Un des lieux singuliers à découvrir lors de cette dernière Journée des JEP ( Européennes du Patrimoine) 2026, il y a le prieuré Sainte-Bathilde (7, rue d'Issy). Érigé entre 1934 et 1936, ce monastère de la congrégation des Bénédictines de Sainte-Bathilde est l'œuvre du moine-architecte Dom Bellot (1876-1944) dont ils pourront découvrir la chapelle, le cloître, le jardin, la librairie Saint Anselme, avec un diaporama sur l’histoire du prieuré et un film d’Arte sur la vie des sœurs.
Beaucoup de monde imaginent que les sœurs bénédictines de Vanves vivent en vase clos dans leur monastère avec des journées entières consacrées à la prière et à la réflexion spirituelle, retirées du monde. Rien de plus faux, car non seulement, elles accueillent des étudiantes ou des soeurs du monde entier, mais elles sont en lien avec un certain nombre de monastères (bénédictins) implantés dans tous les continents. Elle accueillent non seulement l’Alliance Inter-Monastére (IAM) mais aussi les Amis des Monastères à travers le Monde (AMTM) qui a un rôle important car son but est de recueillir des dons pour financer des projets concernant ses monastère que l’AIM fédère. Elles ont créé le CEMAS (centre de la musique et des arts sacrés) pour soutenir des artistes avec des spectacles, des conférences, des ateliers ouverts à tous dont elles présenteront le programme de la saison 2026-2027. Elle présente, dans ce cadre, l’exposition « L’art de la photo croise le théme de l’eau vive ». D’un bout à l’autre du monde, à partir de la Source simple et limpide, ce lieu du monastère de Vanves, des sources ont jailli à Madagascar, au Vietnam et Bénin. Histoire de rappeler que cette congrégation a essaimé à travers certains pays du monde où elles ont créé des communautés comme soeur Colomban au Vietnam qu’elle a raconté dans un livre « Mémoire d’avenir » dont un des récents lecteurs, Christian Lépagnot a fait ce commentaire :
« Mémoires d’avenir : le titre de cet ouvrage de près de 660 pages attire l’attention du lecteur sur son message : faire vivre le passé et le relier au futur. Autrement dit, passer de l’évangélisation des tribus des hauts plateaux du Viêt Nam dans les années cinquante à la défense du catholicisme dans un environnement communiste. Tel est le fondement du transfert du monastère à Thủ Đức en 1967, près de Saïgon. Au cœur de cette aventure se trouvent les sœurs bénédictines de Vanves ; c’est de leur destin qu’il est question au fil des pages de cet ouvrage rédigé par sœur Colomban (Françoise Demeure).
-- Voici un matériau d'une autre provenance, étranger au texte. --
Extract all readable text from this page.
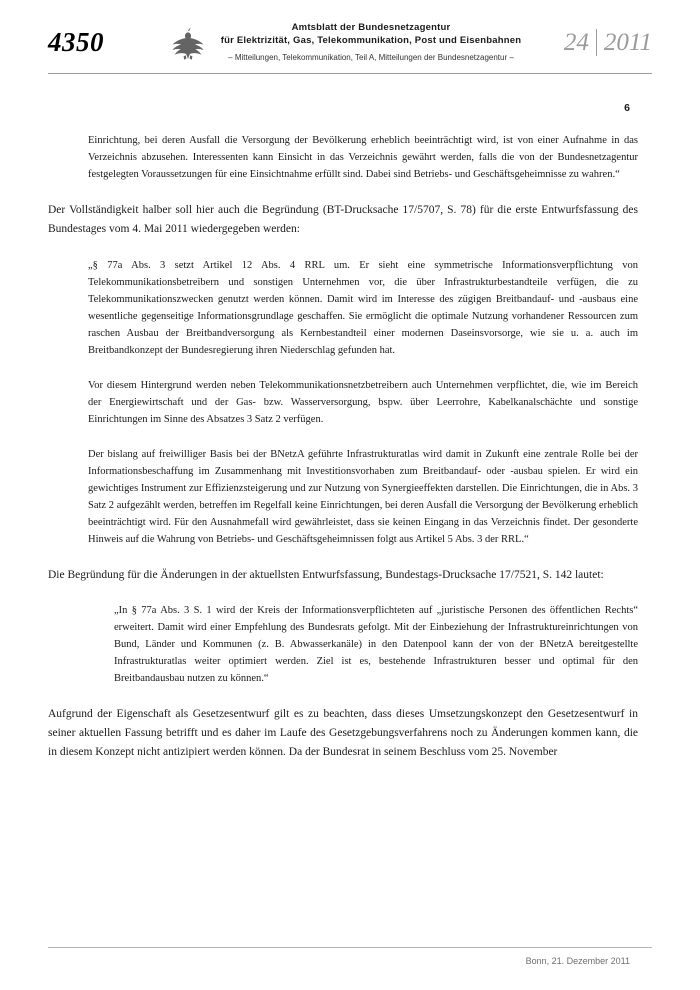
4350	Amtsblatt der Bundesnetzagentur
für Elektrizität, Gas, Telekommunikation, Post und Eisenbahnen
– Mitteilungen, Telekommunikation, Teil A, Mitteilungen der Bundesnetzagentur –
24 2011
6

Einrichtung, bei deren Ausfall die Versorgung der Bevölkerung erheblich beeinträchtigt wird, ist von einer Aufnahme in das Verzeichnis abzusehen. Interessenten kann Einsicht in das Verzeichnis gewährt werden, falls die von der Bundesnetzagentur festgelegten Voraussetzungen für eine Einsichtnahme erfüllt sind. Dabei sind Betriebs- und Geschäftsgeheimnisse zu wahren.“

Der Vollständigkeit halber soll hier auch die Begründung (BT-Drucksache 17/5707, S. 78) für die erste Entwurfsfassung des Bundestages vom 4. Mai 2011 wiedergegeben werden:

„§ 77a Abs. 3 setzt Artikel 12 Abs. 4 RRL um. Er sieht eine symmetrische Informationsverpflichtung von Telekommunikationsbetreibern und sonstigen Unternehmen vor, die über Infrastrukturbestandteile verfügen, die zu Telekommunikationszwecken genutzt werden können. Damit wird im Interesse des zügigen Breitbandauf- und -ausbaus eine wesentliche gegenseitige Informationsgrundlage geschaffen. Sie ermöglicht die optimale Nutzung vorhandener Ressourcen zum raschen Ausbau der Breitbandversorgung als Kernbestandteil einer modernen Daseinsvorsorge, wie sie u. a. auch im Breitbandkonzept der Bundesregierung ihren Niederschlag gefunden hat.

Vor diesem Hintergrund werden neben Telekommunikationsnetzbetreibern auch Unternehmen verpflichtet, die, wie im Bereich der Energiewirtschaft und der Gas- bzw. Wasserversorgung, bspw. über Leerrohre, Kabelkanalschächte und sonstige Einrichtungen im Sinne des Absatzes 3 Satz 2 verfügen.

Der bislang auf freiwilliger Basis bei der BNetzA geführte Infrastrukturatlas wird damit in Zukunft eine zentrale Rolle bei der Informationsbeschaffung im Zusammenhang mit Investitionsvorhaben zum Breitbandauf- oder -ausbau spielen. Er wird ein gewichtiges Instrument zur Effizienzsteigerung und zur Nutzung von Synergieeffekten darstellen. Die Einrichtungen, die in Abs. 3 Satz 2 aufgezählt werden, betreffen im Regelfall keine Einrichtungen, bei deren Ausfall die Versorgung der Bevölkerung erheblich beeinträchtigt wird. Für den Ausnahmefall wird gewährleistet, dass sie keinen Eingang in das Verzeichnis findet. Der gesonderte Hinweis auf die Wahrung von Betriebs- und Geschäftsgeheimnissen folgt aus Artikel 5 Abs. 3 der RRL.“

Die Begründung für die Änderungen in der aktuellsten Entwurfsfassung, Bundestags-Drucksache 17/7521, S. 142 lautet:

„In § 77a Abs. 3 S. 1 wird der Kreis der Informationsverpflichteten auf „juristische Personen des öffentlichen Rechts“ erweitert. Damit wird einer Empfehlung des Bundesrats gefolgt. Mit der Einbeziehung der Infrastruktureinrichtungen von Bund, Länder und Kommunen (z. B. Abwasserkanäle) in den Datenpool kann der von der BNetzA bereitgestellte Infrastrukturatlas weiter optimiert werden. Ziel ist es, bestehende Infrastrukturen besser und optimal für den Breitbandausbau nutzen zu können.“

Aufgrund der Eigenschaft als Gesetzesentwurf gilt es zu beachten, dass dieses Umsetzungskonzept den Gesetzesentwurf in seiner aktuellen Fassung betrifft und es daher im Laufe des Gesetzgebungsverfahrens noch zu Änderungen kommen kann, die in diesem Konzept nicht antizipiert werden können. Da der Bundesrat in seinem Beschluss vom 25. November

Bonn, 21. Dezember 2011
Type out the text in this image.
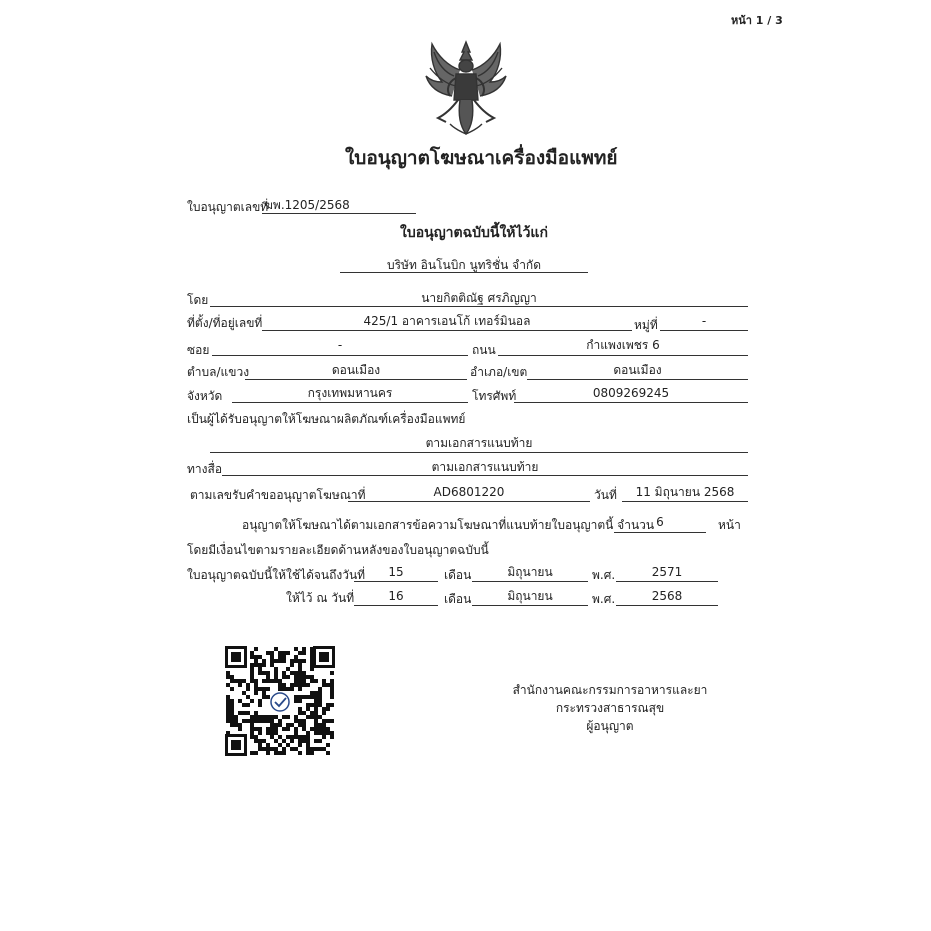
หน้า 1 / 3
ใบอนุญาตโฆษณาเครื่องมือแพทย์
ใบอนุญาตเลขที่
ฆพ.1205/2568
ใบอนุญาตฉบับนี้ให้ไว้แก่
บริษัท อินโนบิก นูทริชั่น จำกัด
โดย	นายกิตติณัฐ ศรภิญญา
ที่ตั้ง/ที่อยู่เลขที่	425/1 อาคารเอนโก้ เทอร์มินอล	หมู่ที่	-
ซอย	-	ถนน	กำแพงเพชร 6
ตำบล/แขวง	ดอนเมือง	อำเภอ/เขต	ดอนเมือง
จังหวัด	กรุงเทพมหานคร	โทรศัพท์	0809269245
เป็นผู้ได้รับอนุญาตให้โฆษณาผลิตภัณฑ์เครื่องมือแพทย์
ตามเอกสารแนบท้าย
ทางสื่อ	ตามเอกสารแนบท้าย
ตามเลขรับคำขออนุญาตโฆษณาที่	AD6801220	วันที่	11 มิถุนายน 2568
อนุญาตให้โฆษณาได้ตามเอกสารข้อความโฆษณาที่แนบท้ายใบอนุญาตนี้ จำนวน 6	หน้า
โดยมีเงื่อนไขตามรายละเอียดด้านหลังของใบอนุญาตฉบับนี้
ใบอนุญาตฉบับนี้ให้ใช้ได้จนถึงวันที่	15	เดือน	มิถุนายน	พ.ศ.	2571
ให้ไว้ ณ วันที่	16	เดือน	มิถุนายน	พ.ศ.	2568
สำนักงานคณะกรรมการอาหารและยา
กระทรวงสาธารณสุข
ผู้อนุญาต
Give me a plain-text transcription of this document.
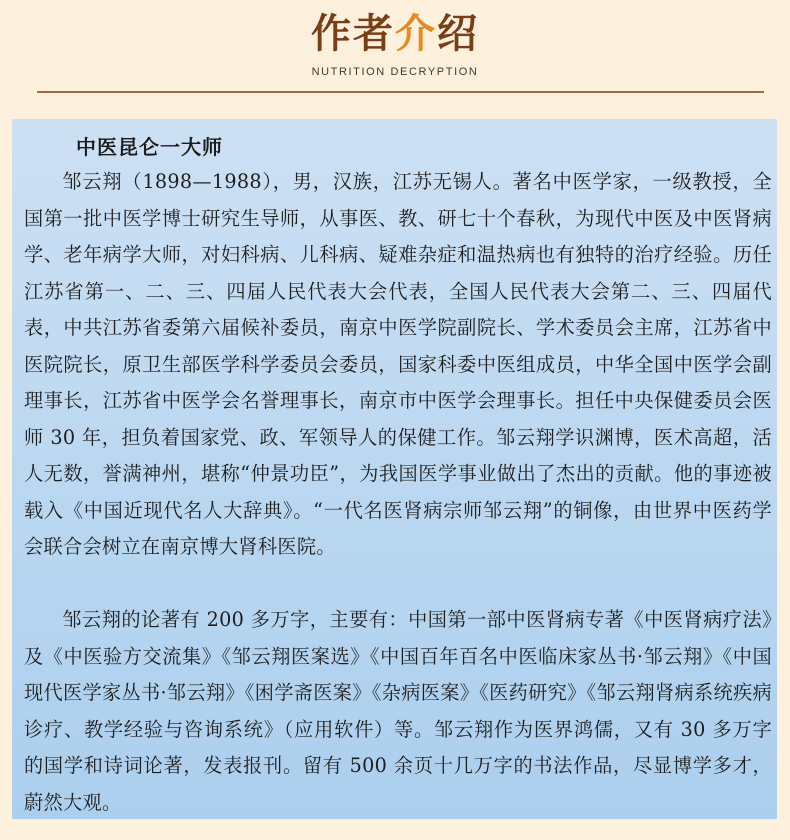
作者介绍
NUTRITION DECRYPTION
中医昆仑一大师

邹云翔（1898—1988），男，汉族，江苏无锡人。著名中医学家，一级教授，全国第一批中医学博士研究生导师，从事医、教、研七十个春秋，为现代中医及中医肾病学、老年病学大师，对妇科病、儿科病、疑难杂症和温热病也有独特的治疗经验。历任江苏省第一、二、三、四届人民代表大会代表，全国人民代表大会第二、三、四届代表，中共江苏省委第六届候补委员，南京中医学院副院长、学术委员会主席，江苏省中医院院长，原卫生部医学科学委员会委员，国家科委中医组成员，中华全国中医学会副理事长，江苏省中医学会名誉理事长，南京市中医学会理事长。担任中央保健委员会医师 30 年，担负着国家党、政、军领导人的保健工作。邹云翔学识渊博，医术高超，活人无数，誉满神州，堪称“仲景功臣”，为我国医学事业做出了杰出的贡献。他的事迹被载入《中国近现代名人大辞典》。“一代名医肾病宗师邹云翔”的铜像，由世界中医药学会联合会树立在南京博大肾科医院。

邹云翔的论著有 200 多万字，主要有：中国第一部中医肾病专著《中医肾病疗法》及《中医验方交流集》《邹云翔医案选》《中国百年百名中医临床家丛书·邹云翔》《中国现代医学家丛书·邹云翔》《困学斋医案》《杂病医案》《医药研究》《邹云翔肾病系统疾病诊疗、教学经验与咨询系统》（应用软件）等。邹云翔作为医界鸿儒，又有 30 多万字的国学和诗词论著，发表报刊。留有 500 余页十几万字的书法作品，尽显博学多才，蔚然大观。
Distinguons le double intérêt de ces pages denses, claires et rythmées par la chronologie de 1954 à 1975. Un premier intérêt est de nous révéler comment cinq sœurs créent de toutes pièces un monastère à Ban Mê Thuột à l’été 1954, et comment elles survivent avec l’aide de nombreux soutiens ecclésiaux. Un deuxième intérêt est de nous faire mesurer le poids de la guerre et l’impact de l’intervention américaine sur le projet des bénédictines de Vanves, mené à bien malgré tout.
D’abord, la création du monastère. Sous l’impulsion de l’évêque de Kontum, Mgr Paul Seitz, un premier terrain est repéré ; 30 hectares, finalement réduits à 10 hectares cultivés, sont mis en valeur : café, coton, riz. Puis des bâtiments s’élèvent, construits par la main-d’œuvre locale aux frais de l’évêché et du prieuré de Sainte-Bathilde de Vanves.
La foi des sœurs soulève des montagnes, mais alterne avec des moments de difficulté : récoltes aléatoires, maladies tropicales, incendie dévastateur, climat extrême. Dix, puis trente, puis une centaine de montagnards rejoignent la mission ; quelques jeunes filles aspirent au noviciat. Les baptêmes se multiplient. Mais la guerre perturbe l’élan inspiré par l’Évangile : à l’afflux de réfugiés venus du Nord succèdent les aléas politiques, l’abdication de l’empereur Bao Dai, le régime de Ngo Dinh Diem et l’intervention des États-Unis face à l’immixtion des Viet Cong au sud de la ligne de démarcation du 17e parallèle.
De toutes ces péripéties résulte la décision de l’évêque de transférer en 1967 le monastère naissant à Thủ Đức, près de Saïgon. La vietnamisation l’emporte sur le projet initial de conversion des montagnards ; sœur Colomban reste à Ban Mê Thuột avec une autre religieuse. Triste isolement qui s’achève par leur expulsion en 1975, décidée par les Viet Cong victorieux à la suite de la réunification du pays et du départ des Américains. À Thủ Đức, les bénédictines demeurent ; le message de l’Évangile ne s’efface pas ».